Feminist criminological studies speak of the agency of female offenders
almost exclusively in terms of its denial. It is typically argued that the criminal
justice system and the media utilise stock narratives to place accused women
into limiting categories of ‘bad’, ‘mad’, and ‘victim’ so as to ameliorate the threat
such women are presumed to pose to the patriarchal order. These
oversimplified narratives deny the accused her status as a fully-human,
volitional subject by removing her humanity and/or her intentionality.
This thesis shifts the focus from the agency ascribed to the act to the
agency of the accused in narrating the act. It argues that women endeavoured
to use victim and madwoman stock narratives tactically to disrupt the
deployment of the villain stock narrative and thereby secure both sympathetic
coverage by the press and lenient treatment from the criminal justice system.

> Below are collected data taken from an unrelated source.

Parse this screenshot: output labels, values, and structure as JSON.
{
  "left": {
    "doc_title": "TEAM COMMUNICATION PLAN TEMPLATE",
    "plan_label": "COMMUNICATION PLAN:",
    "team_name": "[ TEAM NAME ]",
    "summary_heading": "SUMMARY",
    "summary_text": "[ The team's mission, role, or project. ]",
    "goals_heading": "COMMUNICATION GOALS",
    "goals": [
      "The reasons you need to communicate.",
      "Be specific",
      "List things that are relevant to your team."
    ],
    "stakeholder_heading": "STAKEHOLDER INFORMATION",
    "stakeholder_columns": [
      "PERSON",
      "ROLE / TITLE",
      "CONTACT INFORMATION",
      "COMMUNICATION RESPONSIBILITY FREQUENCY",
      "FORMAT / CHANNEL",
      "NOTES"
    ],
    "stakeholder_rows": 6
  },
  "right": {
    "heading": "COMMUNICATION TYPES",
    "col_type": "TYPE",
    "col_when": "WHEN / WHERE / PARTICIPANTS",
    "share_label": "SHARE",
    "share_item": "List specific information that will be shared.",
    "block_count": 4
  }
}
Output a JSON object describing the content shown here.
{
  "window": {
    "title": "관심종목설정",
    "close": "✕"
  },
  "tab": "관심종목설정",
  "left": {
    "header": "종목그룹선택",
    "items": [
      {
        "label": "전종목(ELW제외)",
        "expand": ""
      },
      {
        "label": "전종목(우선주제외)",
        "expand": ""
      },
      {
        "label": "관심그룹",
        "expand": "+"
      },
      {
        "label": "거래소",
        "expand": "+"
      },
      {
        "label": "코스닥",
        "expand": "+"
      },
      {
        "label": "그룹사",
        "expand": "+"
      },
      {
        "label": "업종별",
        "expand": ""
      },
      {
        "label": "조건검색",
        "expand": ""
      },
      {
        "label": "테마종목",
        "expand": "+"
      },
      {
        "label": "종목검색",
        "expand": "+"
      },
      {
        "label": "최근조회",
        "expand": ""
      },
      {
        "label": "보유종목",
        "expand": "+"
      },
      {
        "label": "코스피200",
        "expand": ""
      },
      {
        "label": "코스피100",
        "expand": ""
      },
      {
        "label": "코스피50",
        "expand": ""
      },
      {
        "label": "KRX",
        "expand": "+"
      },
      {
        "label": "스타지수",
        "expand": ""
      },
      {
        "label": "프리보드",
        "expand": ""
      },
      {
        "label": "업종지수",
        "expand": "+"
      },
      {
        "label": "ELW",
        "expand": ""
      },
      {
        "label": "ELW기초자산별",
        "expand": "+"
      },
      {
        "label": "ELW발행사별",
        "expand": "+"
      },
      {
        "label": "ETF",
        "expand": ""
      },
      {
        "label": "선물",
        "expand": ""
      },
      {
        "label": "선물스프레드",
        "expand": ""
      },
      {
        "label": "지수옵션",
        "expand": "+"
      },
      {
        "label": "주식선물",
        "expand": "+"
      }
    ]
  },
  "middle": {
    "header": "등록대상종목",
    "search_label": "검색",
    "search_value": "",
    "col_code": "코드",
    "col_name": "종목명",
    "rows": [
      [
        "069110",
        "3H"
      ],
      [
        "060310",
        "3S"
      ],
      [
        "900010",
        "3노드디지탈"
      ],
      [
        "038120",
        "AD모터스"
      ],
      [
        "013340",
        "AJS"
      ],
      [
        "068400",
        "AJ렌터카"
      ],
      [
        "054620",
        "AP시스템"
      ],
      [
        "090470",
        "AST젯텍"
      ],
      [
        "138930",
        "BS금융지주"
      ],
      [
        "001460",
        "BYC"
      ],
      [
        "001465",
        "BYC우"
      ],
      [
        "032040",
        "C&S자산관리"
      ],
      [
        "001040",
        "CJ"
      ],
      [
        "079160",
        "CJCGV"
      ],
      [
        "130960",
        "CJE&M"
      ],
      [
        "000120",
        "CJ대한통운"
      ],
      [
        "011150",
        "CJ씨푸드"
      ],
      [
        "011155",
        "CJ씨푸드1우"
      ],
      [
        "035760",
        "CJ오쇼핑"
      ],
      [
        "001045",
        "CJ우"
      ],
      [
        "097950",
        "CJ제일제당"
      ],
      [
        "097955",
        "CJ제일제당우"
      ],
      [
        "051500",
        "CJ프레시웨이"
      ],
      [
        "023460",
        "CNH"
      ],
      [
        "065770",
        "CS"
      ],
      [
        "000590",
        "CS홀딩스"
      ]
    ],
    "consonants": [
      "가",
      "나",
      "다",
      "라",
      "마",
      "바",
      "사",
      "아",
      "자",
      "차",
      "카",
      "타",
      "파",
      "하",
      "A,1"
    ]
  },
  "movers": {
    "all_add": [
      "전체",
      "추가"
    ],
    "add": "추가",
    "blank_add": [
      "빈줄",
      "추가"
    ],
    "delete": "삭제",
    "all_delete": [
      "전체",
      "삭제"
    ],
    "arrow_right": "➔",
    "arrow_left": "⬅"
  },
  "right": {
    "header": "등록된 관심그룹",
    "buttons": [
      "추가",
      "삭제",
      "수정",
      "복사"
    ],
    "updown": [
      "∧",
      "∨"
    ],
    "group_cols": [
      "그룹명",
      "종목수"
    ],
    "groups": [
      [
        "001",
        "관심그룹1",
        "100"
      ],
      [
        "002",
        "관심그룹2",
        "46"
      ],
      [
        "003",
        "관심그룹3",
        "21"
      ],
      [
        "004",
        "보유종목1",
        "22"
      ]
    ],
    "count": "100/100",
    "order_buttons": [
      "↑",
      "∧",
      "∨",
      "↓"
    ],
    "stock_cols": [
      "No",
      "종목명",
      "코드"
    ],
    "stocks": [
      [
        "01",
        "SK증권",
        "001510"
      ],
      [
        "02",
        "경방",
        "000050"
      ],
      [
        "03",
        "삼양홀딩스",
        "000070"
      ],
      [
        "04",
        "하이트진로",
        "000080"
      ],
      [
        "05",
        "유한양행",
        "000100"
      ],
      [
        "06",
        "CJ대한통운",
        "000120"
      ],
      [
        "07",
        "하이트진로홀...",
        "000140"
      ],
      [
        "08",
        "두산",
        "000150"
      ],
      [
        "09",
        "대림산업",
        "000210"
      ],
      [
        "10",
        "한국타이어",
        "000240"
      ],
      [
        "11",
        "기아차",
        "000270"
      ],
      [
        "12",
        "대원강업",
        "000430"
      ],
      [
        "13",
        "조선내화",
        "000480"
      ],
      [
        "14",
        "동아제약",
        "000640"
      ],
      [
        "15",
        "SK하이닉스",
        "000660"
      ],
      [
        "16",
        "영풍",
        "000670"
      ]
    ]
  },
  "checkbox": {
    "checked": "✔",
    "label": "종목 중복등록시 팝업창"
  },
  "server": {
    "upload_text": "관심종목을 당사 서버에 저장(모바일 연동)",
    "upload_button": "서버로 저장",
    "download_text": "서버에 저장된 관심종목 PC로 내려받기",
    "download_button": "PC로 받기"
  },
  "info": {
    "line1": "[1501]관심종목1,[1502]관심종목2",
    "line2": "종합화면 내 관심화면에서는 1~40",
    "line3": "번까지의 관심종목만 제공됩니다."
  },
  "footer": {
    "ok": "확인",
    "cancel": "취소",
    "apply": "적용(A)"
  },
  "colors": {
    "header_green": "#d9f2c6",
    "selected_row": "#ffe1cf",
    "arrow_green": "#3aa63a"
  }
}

In demonstrating this, the thesis examines the circumstances that enabled or
constrained the successful deployment of this narrative agency, including
dynamics of gender, race, ethnicity, and class, as well as the specific nature
of the alleged homicide and the particular court system in which that homicide
was tried. While theory-based research of this nature has in large part focused on trials occurring in the twentieth and twenty-first centuries, this thesis
incorporates nineteenth-century cases so as to expand the scope of this
method of inquiry generally and to generate a more complex understanding of
cases in this period specifically.
The discussion in this thesis regards the trial as a space of meaningmaking in which the legal and cultural significance of the accused and her
alleged crime was negotiated and established through a series of narrative
exchanges. Accused women participated in this process through a variety of
narrations, including pre-trial exchanges with witnesses and representatives of
law enforcement, discussions with counsel, provision of testimony, and
communications through physical appearance, dress, and emotion. Employing
both press records and court records allows for consideration of a range of
narrative situations that neither source in isolation reveals in full.
Ultimately, this thesis concludes that accused women were not merely
passive recipients of meaning made by others; rather, they were active
participants in the process by which meaning was made. Due to a variety of
structural and cultural factors, this participation prompted anxiety in New York
City regarding the stability of the criminal justice system that does not appear
to have been similarly present in London.